Performance Analysis of LS and LMMSE Channel Estimation Techniques for LTE Downlink Systems

TL;DR

This paper compares the performance of LS and LMMSE channel estimators in LTE downlink systems, analyzing their effectiveness under different channel lengths and SNR conditions through MATLAB simulations.

Contribution

It provides a detailed performance comparison of LS and LMMSE estimators considering varying cyclic prefix lengths and channel conditions in LTE systems.

Findings

LMMSE outperforms LSE when cyclic prefix is longer or equal to channel length at high SNR.

LMMSE performs better at low SNR when cyclic prefix is shorter than channel length.

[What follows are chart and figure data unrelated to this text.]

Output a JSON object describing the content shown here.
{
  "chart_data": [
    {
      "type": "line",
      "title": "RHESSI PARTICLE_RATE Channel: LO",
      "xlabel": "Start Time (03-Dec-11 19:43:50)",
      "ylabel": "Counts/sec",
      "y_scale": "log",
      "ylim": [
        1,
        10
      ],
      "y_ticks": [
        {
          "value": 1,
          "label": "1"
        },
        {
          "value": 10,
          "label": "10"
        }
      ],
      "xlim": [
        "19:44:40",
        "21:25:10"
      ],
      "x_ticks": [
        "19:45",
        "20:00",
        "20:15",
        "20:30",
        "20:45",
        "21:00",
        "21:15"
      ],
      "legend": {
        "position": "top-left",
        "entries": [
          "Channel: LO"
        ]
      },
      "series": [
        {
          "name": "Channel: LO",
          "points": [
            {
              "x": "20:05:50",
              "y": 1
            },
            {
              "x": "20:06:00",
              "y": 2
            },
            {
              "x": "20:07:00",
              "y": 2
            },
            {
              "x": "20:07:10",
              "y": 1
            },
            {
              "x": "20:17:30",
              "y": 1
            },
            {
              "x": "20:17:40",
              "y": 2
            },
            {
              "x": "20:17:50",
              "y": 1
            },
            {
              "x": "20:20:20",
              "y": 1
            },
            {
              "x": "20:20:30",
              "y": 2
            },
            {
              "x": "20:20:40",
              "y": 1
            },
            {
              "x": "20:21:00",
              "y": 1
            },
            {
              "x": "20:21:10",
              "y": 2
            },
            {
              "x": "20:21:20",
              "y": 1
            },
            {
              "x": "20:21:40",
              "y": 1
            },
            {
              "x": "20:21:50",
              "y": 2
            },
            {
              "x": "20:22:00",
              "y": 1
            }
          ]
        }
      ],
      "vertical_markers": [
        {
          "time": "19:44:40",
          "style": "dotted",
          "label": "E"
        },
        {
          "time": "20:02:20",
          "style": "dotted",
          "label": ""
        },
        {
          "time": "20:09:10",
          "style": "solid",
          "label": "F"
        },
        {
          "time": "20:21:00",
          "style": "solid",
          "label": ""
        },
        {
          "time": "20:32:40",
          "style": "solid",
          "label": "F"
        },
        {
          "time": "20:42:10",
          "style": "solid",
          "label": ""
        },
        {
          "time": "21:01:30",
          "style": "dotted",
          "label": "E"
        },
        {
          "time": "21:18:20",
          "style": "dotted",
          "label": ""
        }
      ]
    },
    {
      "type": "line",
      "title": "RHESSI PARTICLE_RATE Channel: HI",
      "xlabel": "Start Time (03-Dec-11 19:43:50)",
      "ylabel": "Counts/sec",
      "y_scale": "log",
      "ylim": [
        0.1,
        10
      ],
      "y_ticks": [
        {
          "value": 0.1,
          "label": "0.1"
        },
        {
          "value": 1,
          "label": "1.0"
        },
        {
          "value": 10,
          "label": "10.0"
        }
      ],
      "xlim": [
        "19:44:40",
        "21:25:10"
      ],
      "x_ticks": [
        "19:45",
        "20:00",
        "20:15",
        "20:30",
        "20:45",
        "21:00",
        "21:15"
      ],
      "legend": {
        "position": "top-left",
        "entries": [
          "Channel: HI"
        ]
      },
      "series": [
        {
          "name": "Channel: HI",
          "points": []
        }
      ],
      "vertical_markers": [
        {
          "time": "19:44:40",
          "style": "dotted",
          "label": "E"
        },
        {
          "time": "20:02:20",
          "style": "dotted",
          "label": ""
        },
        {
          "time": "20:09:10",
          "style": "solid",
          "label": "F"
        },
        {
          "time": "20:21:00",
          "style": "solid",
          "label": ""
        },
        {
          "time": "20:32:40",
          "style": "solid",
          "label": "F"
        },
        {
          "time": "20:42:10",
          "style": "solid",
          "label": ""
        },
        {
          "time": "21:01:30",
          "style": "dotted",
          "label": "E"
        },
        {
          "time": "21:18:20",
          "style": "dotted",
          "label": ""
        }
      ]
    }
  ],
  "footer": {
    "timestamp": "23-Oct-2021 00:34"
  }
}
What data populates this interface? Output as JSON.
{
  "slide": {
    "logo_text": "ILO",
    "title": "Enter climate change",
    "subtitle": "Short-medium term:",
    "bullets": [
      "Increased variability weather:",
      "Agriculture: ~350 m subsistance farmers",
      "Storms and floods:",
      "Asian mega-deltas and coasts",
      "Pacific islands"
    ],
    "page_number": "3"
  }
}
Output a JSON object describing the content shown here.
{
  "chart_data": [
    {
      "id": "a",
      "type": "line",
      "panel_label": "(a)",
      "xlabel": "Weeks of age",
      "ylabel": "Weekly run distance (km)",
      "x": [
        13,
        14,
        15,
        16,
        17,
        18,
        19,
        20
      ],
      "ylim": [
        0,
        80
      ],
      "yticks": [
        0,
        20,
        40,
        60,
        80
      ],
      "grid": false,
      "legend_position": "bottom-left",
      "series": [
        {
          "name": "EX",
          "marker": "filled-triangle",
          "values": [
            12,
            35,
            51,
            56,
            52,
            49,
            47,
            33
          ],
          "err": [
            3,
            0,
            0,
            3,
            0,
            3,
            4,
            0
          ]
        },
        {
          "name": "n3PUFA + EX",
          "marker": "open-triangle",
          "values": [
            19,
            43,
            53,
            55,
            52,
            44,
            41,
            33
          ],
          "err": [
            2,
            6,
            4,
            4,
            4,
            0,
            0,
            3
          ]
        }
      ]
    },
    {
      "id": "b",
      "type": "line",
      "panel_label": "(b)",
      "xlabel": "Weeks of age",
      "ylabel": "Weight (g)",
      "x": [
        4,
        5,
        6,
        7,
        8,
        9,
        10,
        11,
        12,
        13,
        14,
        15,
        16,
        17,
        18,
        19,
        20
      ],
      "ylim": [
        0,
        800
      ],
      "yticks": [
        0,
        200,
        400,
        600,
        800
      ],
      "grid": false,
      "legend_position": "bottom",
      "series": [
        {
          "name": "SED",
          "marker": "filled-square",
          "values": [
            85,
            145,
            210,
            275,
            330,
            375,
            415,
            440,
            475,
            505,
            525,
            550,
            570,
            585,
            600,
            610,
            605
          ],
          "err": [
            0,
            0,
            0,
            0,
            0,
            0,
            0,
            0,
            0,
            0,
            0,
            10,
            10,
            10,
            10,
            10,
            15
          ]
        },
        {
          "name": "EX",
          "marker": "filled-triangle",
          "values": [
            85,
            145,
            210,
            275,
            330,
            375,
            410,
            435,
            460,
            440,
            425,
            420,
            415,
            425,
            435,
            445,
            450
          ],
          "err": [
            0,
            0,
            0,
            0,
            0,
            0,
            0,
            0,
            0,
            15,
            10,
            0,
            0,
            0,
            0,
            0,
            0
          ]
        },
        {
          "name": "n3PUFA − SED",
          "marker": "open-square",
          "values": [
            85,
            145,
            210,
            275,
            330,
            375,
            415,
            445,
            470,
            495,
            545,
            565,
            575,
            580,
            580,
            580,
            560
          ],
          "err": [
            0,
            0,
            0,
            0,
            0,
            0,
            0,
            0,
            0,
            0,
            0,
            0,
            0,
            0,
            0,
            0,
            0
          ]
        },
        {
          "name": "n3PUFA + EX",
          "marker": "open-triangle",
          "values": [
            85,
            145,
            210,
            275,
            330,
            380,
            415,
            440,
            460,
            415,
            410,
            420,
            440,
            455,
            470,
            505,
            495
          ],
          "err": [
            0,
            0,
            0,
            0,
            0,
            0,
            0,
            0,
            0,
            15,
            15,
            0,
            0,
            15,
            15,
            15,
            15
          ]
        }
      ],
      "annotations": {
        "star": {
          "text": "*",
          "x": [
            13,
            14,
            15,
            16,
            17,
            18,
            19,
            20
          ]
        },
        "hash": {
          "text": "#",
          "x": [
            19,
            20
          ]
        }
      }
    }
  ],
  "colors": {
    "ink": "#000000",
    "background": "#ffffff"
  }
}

LSE shows better performance at high SNR with shorter cyclic prefix.

Abstract

The main purpose of this paper is to study the performance of two linear channel estimators for LTE Downlink systems, the Least Square Error (LSE) and the Linear Minimum Mean Square Error (LMMSE). As LTE is a MIMO-OFDM based system, a cyclic prefix is inserted at the beginning of each transmitted OFDM symbol in order to completely suppress both inter-carrier interference (ICI) and inter-symbol interference (ISI). Usually, the cyclic prefix is equal to or longer than the channel length but in some cases and because of some unforeseen channel behaviour, the cyclic prefix can be shorter. Therefore, we propose to study the performance of the two linear estimators under the effect of the channel length. Computer simulations show that, in the case where the cyclic prefix is equal to or longer than the channel length,LMMSE performs better than LSE but at the cost of computational complexity.In the other case, LMMSE continue to improve its performance only for low SNR values but it degrades for high SNR values in which LS shows better performance for LTE Downlink systems. MATLAB Monte-Carlo simulations are used to evaluate the performance of the studied estimators in terms of Mean Square Error (MSE) and Bit Error Rate (BER) for 2x2 LTE Downlink systems.